Także nieodległe wydarzenia w buskim „Makadamie” pokazały, iż wspomniany oręż
związkowy jest skuteczny. Dopiero co zakończony strajk w jędrzejowskim
„Resanusie” pokazuje kierunek, który obierają związki zawodowe i pracownicy w
obronie swoich praw. Można się nawet z tego cieszyć. Przecież końcowy efekt
jest najważniejszy. Owszem. Można jednak na to zjawisko spojrzeć z innej
strony. Dominacja akcji strajkowych przypadała na przełom XIX i XX wieku. Były
one wymuszone beznadziejną sytuacją rodzącej się warstwy robotniczej. Były
wyrazem rozpaczy. Tworzące się i nabierające siły związki zawodowe doprowadziły
do sytuacji, w której raczej dialog i negocjacje skutecznie rozwiązywały
problemy. Obie strony, czyli przede wszystkim pracodawcy i związkowcy
zrozumieli, że jeśli pojawia się problem w relacjach: właściciel – pracownik,
należy go pokojowo rozwiązać. Z pożytkiem dla obu stron. Nie oznaczało to, że
strajk został wówczas schowany do przysłowiowego lamusa. Był też obecny, ale
tylko wtedy, gdy po stronie właścicielskiej brakowało dobrej woli. Wówczas był
sygnałem, iż nie funkcjonują mechanizmy dialogu społecznego. W państwach o
długiej tradycji demokratycznej strajki zdarzają się również obecnie. Zawsze są
jednak takim samym sygnałem o zatarciu się trybów negocjacji.
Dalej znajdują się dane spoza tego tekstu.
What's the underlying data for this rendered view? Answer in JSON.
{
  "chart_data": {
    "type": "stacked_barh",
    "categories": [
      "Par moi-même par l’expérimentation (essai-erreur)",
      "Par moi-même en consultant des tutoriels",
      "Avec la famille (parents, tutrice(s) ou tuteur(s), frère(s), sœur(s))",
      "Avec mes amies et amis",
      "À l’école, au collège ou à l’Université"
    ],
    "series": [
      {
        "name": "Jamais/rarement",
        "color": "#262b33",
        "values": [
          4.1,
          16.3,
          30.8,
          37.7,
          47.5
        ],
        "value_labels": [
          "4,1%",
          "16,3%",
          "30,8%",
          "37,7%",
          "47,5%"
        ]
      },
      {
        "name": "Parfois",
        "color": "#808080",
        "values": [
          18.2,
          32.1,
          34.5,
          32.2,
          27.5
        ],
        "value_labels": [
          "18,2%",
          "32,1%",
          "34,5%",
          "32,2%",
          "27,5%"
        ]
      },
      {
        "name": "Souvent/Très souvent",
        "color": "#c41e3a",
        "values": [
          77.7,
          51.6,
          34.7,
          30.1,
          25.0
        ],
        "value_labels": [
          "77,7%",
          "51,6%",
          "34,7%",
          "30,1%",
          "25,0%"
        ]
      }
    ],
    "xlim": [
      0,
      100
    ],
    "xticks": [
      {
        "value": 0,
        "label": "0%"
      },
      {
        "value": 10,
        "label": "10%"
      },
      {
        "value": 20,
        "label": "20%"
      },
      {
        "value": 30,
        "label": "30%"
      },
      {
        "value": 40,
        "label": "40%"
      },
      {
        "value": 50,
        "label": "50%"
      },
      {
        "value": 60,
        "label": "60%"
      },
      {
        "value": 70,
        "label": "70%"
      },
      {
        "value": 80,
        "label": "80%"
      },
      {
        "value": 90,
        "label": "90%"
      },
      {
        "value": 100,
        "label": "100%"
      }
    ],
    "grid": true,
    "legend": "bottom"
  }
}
Z tej perspektywy należy spojrzeć na obecną sytuację
strajkową w Polsce. Pomimo hałasu o prowadzonym dialogu społecznym. Dialog ma
to do siebie, iż strony rozmawiają po to, aby załatwić problem. Zazwyczaj w
drodze obopólnego kompromisu. Nie ma dialogu tam, gdzie jedna ze stron ma
ukrytą w rękawie symboliczną spluwę. Jak inaczej bowiem nazwać sytuację, w
której pracodawca, dopiero na skutek strajku znajduje środki finansowe na
należne wynagrodzenia. Albo też, kiedy ustępują pod tzw. bronią strajkową w
sprawach socjalnych prawem określonych i pracownikom gwarantowanych. Sytuacja
taka rodzi niebezpieczne konsekwencje. Z jednej strony bowiem utrwala u
pracodawcy poczucie, iż kiedy nie ma strajku nie ma też konieczności poważnego
dialogu. Z drugiej rodzi przekonanie, iż droga rozmów i negocjacji jest
nieskuteczna. Dopiero strajk przynosi jakieś oczekiwane rezultaty. Jest to
niebezpieczny proces rozchodzenia się naturalnych partnerów jakimi winni być
pracodawcy i pracownicy.
Jest cofaniem się do czasów sprzed prawie stu lat.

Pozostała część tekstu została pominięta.